Director: Justin Lin
Starring: Vin Diesel, Michelle Rodriguez, Jordana Brewster, Tyrese Gibson, Ludacris, Nathalie Emmanuel, John Cena, Charlize Theron
Written by: (also story) Justin Lin, Daniel Casey, (story) Alfredo Botello and (based on the characters created) Gary Scott Thompson
Running Time: 145 mins
Release date: 24th June 2021
It was twenty years ago that The Fast and the Furious first revved onto our screens. The B-movie action film about illegal street racing has come a long way since then. The series has gone from criminal activity on a small scale to ludicrous stunts and set pieces that define physics. Now comes F9, the ninth in the series with one spin-off and a cartoon series. Making over $6 billion, the Fast and Furious series doesn’t seem to be coming to an end any sooner, but the wheels seem to be coming off on the evidence of this new entry to the franchise.
A plane crash starts a new mission for Dominic Toretto and his team, as they go in search of two parts to a sphere that, in the wrong hands, will wipe out all system networks. Thinking that the people who have taken the first part are an international terrorist group, Dominic is shocked to find that the man behind it is his younger brother, Jakob. Chasing across the world, the team are running out of time. If the sphere is complete, it will be sent to a satellite and beamed down. The team will go to no ends of the world to stop Jakob and destroy the sphere.
With each film, the action sequences have become more prominent, louder and more implausible. We’ve had tanks, giant safes and even a submarine to impress us. So, where can they go from here? This is the one where they end up in space. Yes, this is not a spoiler as it has already been heavily discussed, but the series has always wanted to be compared to the Bond films; well, they have become Moonraker.
The problem is that while the film starts with a bang and never stops, as one of the characters says in a running gag, they never have a scratch on them. They have become invincible. So much so that even characters who died return from the dead. Yet with this knowledge, the stunt work comes across as just a spectacle to watch, without any real jeopardy or peril. No matter who much carnage is going on around them, you know that these characters will pick themselves up and dust themselves down till the subsequent big set-piece.
This one has giant magnets, armed trucks, stealth planes that pick up cars and, more ridiculous, a vehicle that has a rocket attached to it. There’s even a scene in which Dominic drives his car into the rope of a recently destroyed bridge and swings across a great cavern. However, these stunts are starting to look tired compared to previous adventures in the series. Plot-wise, it also is the weakest, as Toretto takes on his younger brother, who has a past due to a family tragedy. A brother who has always been in Dominic’s shadow and so wanted to outdo him.
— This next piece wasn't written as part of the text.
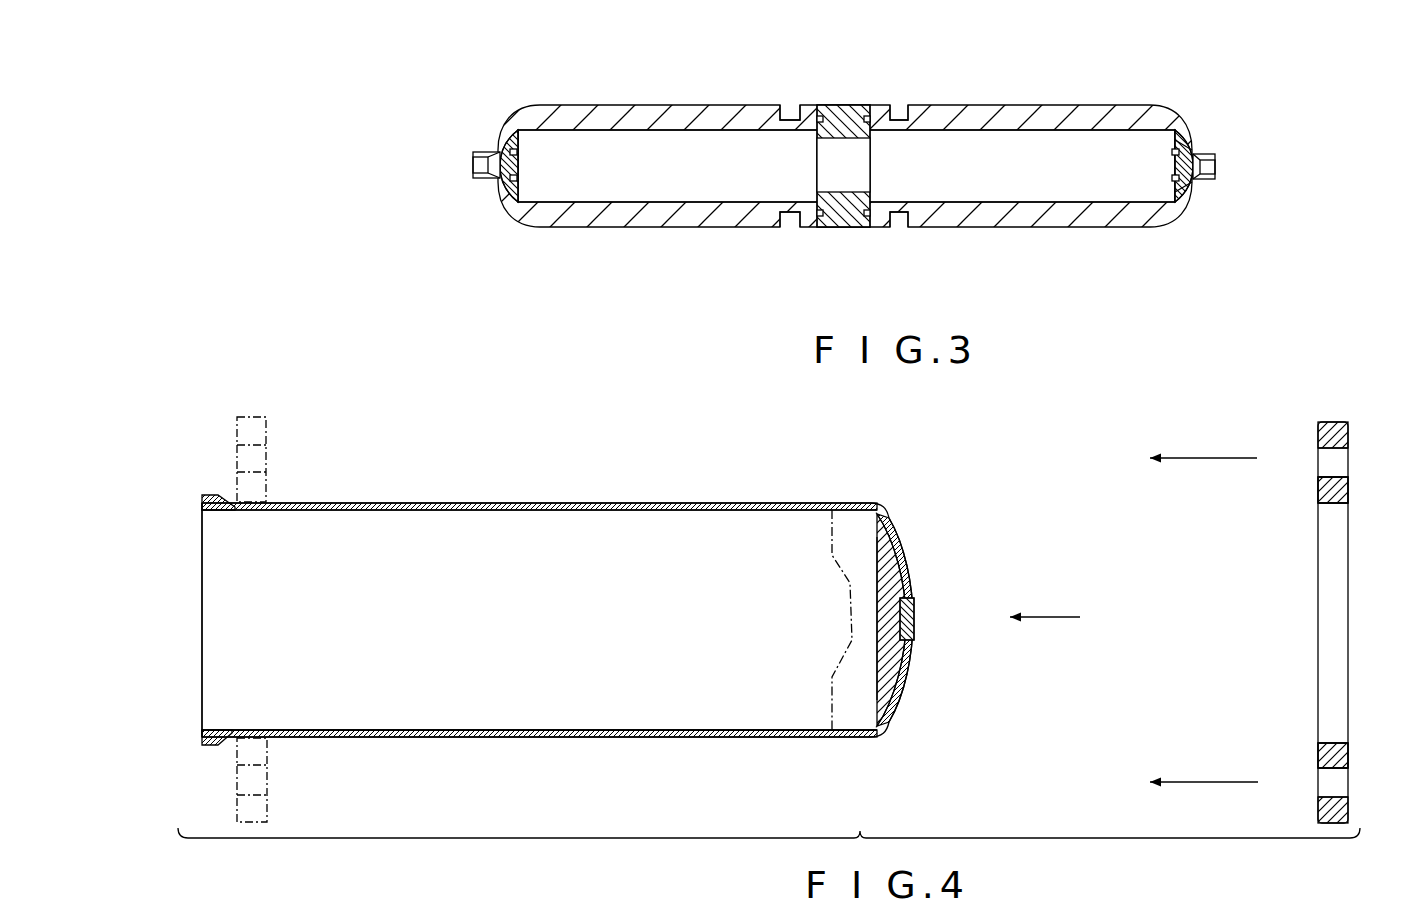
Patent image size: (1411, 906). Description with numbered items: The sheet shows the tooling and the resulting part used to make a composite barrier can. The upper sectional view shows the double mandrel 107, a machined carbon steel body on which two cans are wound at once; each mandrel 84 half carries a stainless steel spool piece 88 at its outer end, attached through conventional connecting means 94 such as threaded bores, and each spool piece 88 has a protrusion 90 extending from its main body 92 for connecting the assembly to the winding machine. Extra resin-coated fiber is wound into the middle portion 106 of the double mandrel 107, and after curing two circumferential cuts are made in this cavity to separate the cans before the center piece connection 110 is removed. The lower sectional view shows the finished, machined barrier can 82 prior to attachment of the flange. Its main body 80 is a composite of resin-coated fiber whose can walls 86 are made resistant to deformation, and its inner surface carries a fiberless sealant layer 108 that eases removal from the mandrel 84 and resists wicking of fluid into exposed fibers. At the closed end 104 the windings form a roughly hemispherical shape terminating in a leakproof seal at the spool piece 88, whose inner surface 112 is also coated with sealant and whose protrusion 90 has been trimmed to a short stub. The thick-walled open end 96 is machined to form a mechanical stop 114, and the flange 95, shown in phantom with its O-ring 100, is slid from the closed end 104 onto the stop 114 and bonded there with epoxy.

As usual, we are reminded that while cars and buildings are destroyed without any thought for passers-by (there never seems to be any mention of people dying in these wild chases), the most important thing is family. It almost becomes a word that means very little by the end, but we need Dominic to tell us every opportunity going.
The cast goes through the routines, never even attempting to give us character development or deep emotions. They are the same throughout every movie. Even the “guest stars” this time are less impressive. Helen Mirren makes a pointless cameo driving a speed through the streets of London, while Charlize Theron returns as Cipher, sporting a new haircut and spending her time inside a glass box. John Cena, as Jakob, is probably the weakest villain that the series has introduced, and the wrestler cannot replace the screen charisma of Dwayne Johnson.
F9 has everything Fast and Furious fans will enjoy, but it feels like it needs an oil change. It will please those returning to cinemas, but you may think that it’s time for something fresh, as well as keeping it down to earth.